Tersirat bahwa perencanaan bergeser dari orientasi pada penciptaan lingkungan "ideal" ala Karsten, ke arah kegiatan rekonstruksi. Ini menjadi lebih tegas dengan keluarnya Town Planning Ordinance (SVO), sebagai: "Regulation to ensure a well-considered town planning, in particular in the interest of a quick and effective reconstruction of territories stricken by turmoil of war" (di-English-kan oleh penulis artikel). Yang menarik, tercatat daerah yang menerapkan SVO, dan kemudian SVV (Town Planning Regulation) adalah justru dari wilayah Indonesia Timur. Sebelum kemudian Lieutenant Governor General (1948) menetapkan untuk kota-kota secara nasional.

Situasi pasca Kemerdekaan tentu saja berpengaruh. Tahun Desember 1949, Thijsse mengundurkan diri. Berkutnya, menyusul integrasi Irian Barat ke bumi pertiwi, hampir semua ahli dari Belanda pulang kampung. Dunia akademis perencaan sempat vakum sebentar, hingga para lulusan dari USA dan Eropa lainnya masuk, dengan paradigma yang berbeda.

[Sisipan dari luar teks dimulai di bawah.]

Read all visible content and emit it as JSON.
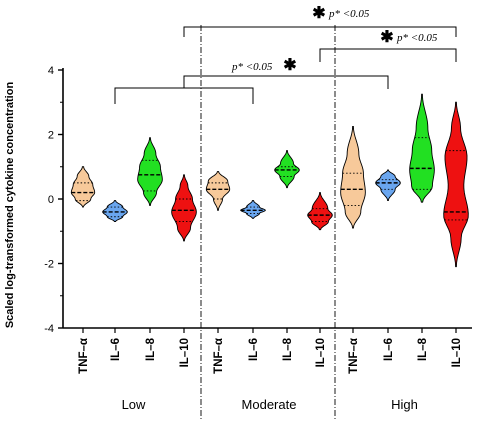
{
  "chart_data": {
    "type": "violin",
    "ylabel": "Scaled log-transformed cytokine concentration",
    "ylim": [
      -4,
      4
    ],
    "yticks": [
      -4,
      -2,
      0,
      2,
      4
    ],
    "groups": [
      {
        "label": "Low",
        "categories": [
          "TNF–α",
          "IL–6",
          "IL–8",
          "IL–10"
        ]
      },
      {
        "label": "Moderate",
        "categories": [
          "TNF–α",
          "IL–6",
          "IL–8",
          "IL–10"
        ]
      },
      {
        "label": "High",
        "categories": [
          "TNF–α",
          "IL–6",
          "IL–8",
          "IL–10"
        ]
      }
    ],
    "colors": {
      "TNF–α": "#f7c99a",
      "IL–6": "#6aa6ef",
      "IL–8": "#22e022",
      "IL–10": "#ee1111"
    },
    "series": [
      {
        "group": "Low",
        "category": "TNF–α",
        "min": -0.25,
        "max": 1.0,
        "median": 0.2,
        "q1": -0.05,
        "q3": 0.5,
        "profile": [
          [
            -0.25,
            0.03
          ],
          [
            0.0,
            0.6
          ],
          [
            0.2,
            0.9
          ],
          [
            0.45,
            0.75
          ],
          [
            0.7,
            0.45
          ],
          [
            1.0,
            0.05
          ]
        ]
      },
      {
        "group": "Low",
        "category": "IL–6",
        "min": -0.7,
        "max": -0.05,
        "median": -0.4,
        "q1": -0.55,
        "q3": -0.25,
        "profile": [
          [
            -0.7,
            0.05
          ],
          [
            -0.55,
            0.6
          ],
          [
            -0.4,
            0.95
          ],
          [
            -0.25,
            0.6
          ],
          [
            -0.05,
            0.05
          ]
        ]
      },
      {
        "group": "Low",
        "category": "IL–8",
        "min": -0.2,
        "max": 1.9,
        "median": 0.75,
        "q1": 0.25,
        "q3": 1.2,
        "profile": [
          [
            -0.2,
            0.03
          ],
          [
            0.2,
            0.5
          ],
          [
            0.6,
            0.95
          ],
          [
            1.0,
            0.8
          ],
          [
            1.4,
            0.45
          ],
          [
            1.9,
            0.03
          ]
        ]
      },
      {
        "group": "Low",
        "category": "IL–10",
        "min": -1.3,
        "max": 0.75,
        "median": -0.35,
        "q1": -0.7,
        "q3": 0.0,
        "profile": [
          [
            -1.3,
            0.03
          ],
          [
            -0.9,
            0.5
          ],
          [
            -0.4,
            0.95
          ],
          [
            0.0,
            0.65
          ],
          [
            0.4,
            0.3
          ],
          [
            0.75,
            0.03
          ]
        ]
      },
      {
        "group": "Moderate",
        "category": "TNF–α",
        "min": -0.35,
        "max": 0.85,
        "median": 0.3,
        "q1": 0.0,
        "q3": 0.5,
        "profile": [
          [
            -0.35,
            0.03
          ],
          [
            0.0,
            0.35
          ],
          [
            0.3,
            0.9
          ],
          [
            0.55,
            0.75
          ],
          [
            0.85,
            0.05
          ]
        ]
      },
      {
        "group": "Moderate",
        "category": "IL–6",
        "min": -0.6,
        "max": -0.05,
        "median": -0.35,
        "q1": -0.45,
        "q3": -0.25,
        "profile": [
          [
            -0.6,
            0.05
          ],
          [
            -0.45,
            0.5
          ],
          [
            -0.35,
            0.95
          ],
          [
            -0.25,
            0.5
          ],
          [
            -0.05,
            0.05
          ]
        ]
      },
      {
        "group": "Moderate",
        "category": "IL–8",
        "min": 0.35,
        "max": 1.5,
        "median": 0.9,
        "q1": 0.7,
        "q3": 1.0,
        "profile": [
          [
            0.35,
            0.03
          ],
          [
            0.7,
            0.55
          ],
          [
            0.9,
            0.95
          ],
          [
            1.1,
            0.5
          ],
          [
            1.5,
            0.03
          ]
        ]
      },
      {
        "group": "Moderate",
        "category": "IL–10",
        "min": -0.95,
        "max": 0.2,
        "median": -0.5,
        "q1": -0.7,
        "q3": -0.3,
        "profile": [
          [
            -0.95,
            0.05
          ],
          [
            -0.7,
            0.65
          ],
          [
            -0.5,
            0.95
          ],
          [
            -0.3,
            0.6
          ],
          [
            0.2,
            0.03
          ]
        ]
      },
      {
        "group": "High",
        "category": "TNF–α",
        "min": -0.9,
        "max": 2.25,
        "median": 0.3,
        "q1": -0.2,
        "q3": 0.8,
        "profile": [
          [
            -0.9,
            0.03
          ],
          [
            -0.4,
            0.6
          ],
          [
            0.2,
            0.95
          ],
          [
            0.8,
            0.8
          ],
          [
            1.4,
            0.45
          ],
          [
            2.25,
            0.03
          ]
        ]
      },
      {
        "group": "High",
        "category": "IL–6",
        "min": -0.05,
        "max": 0.9,
        "median": 0.5,
        "q1": 0.3,
        "q3": 0.6,
        "profile": [
          [
            -0.05,
            0.03
          ],
          [
            0.3,
            0.55
          ],
          [
            0.5,
            0.95
          ],
          [
            0.7,
            0.55
          ],
          [
            0.9,
            0.03
          ]
        ]
      },
      {
        "group": "High",
        "category": "IL–8",
        "min": -0.1,
        "max": 3.25,
        "median": 0.95,
        "q1": 0.3,
        "q3": 1.9,
        "profile": [
          [
            -0.1,
            0.05
          ],
          [
            0.4,
            0.8
          ],
          [
            0.9,
            0.95
          ],
          [
            1.5,
            0.75
          ],
          [
            2.2,
            0.45
          ],
          [
            3.25,
            0.03
          ]
        ]
      },
      {
        "group": "High",
        "category": "IL–10",
        "min": -2.1,
        "max": 3.0,
        "median": -0.4,
        "q1": -0.65,
        "q3": 1.5,
        "profile": [
          [
            -2.1,
            0.03
          ],
          [
            -1.2,
            0.4
          ],
          [
            -0.5,
            0.95
          ],
          [
            0.4,
            0.6
          ],
          [
            1.3,
            0.85
          ],
          [
            2.2,
            0.35
          ],
          [
            3.0,
            0.03
          ]
        ]
      }
    ],
    "significance": [
      {
        "label": "p* <0.05",
        "star": "*",
        "from": [
          "Low",
          "IL–10"
        ],
        "to": [
          "High",
          "IL–10"
        ]
      },
      {
        "label": "p* <0.05",
        "star": "*",
        "from": [
          "Moderate",
          "IL–10"
        ],
        "to": [
          "High",
          "IL–10"
        ]
      },
      {
        "label": "p* <0.05",
        "star": "*",
        "bracket_low": [
          "Low",
          "IL–6"
        ],
        "bracket_high": [
          "Moderate",
          "IL–6"
        ],
        "bracket_right": [
          "High",
          "IL–6"
        ]
      }
    ]
  }
}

Apakah perbedaan paradigma tersebut. Penulis artikel tidak sampai mengulasnya. Kalau boleh berpendapat, dari pengamatan situs lingkungan yang ditinggalkannya, nampak bahwa perhatiannya pada kondisi lingkungan alam nusantara sangat kentara. Memanfaatkan iklim untuk fisika bangunan, gunung dan contour sebagai orientasi lanskap; dan perhatiannya pada lingkungan sosial dengan desain dan kelengkapan sanitasi kampung-kampung pribumi kelas bawah yang masih berbekas hingga saat ini. Sebagaimana dinyatakan oleh Thijsse sepulang dari "studi bandingnya" ke Belanda dan Eropa lainnya, menyatakan bahwa planning practice disana tidak bisa serta merta di "copy & paste" disini.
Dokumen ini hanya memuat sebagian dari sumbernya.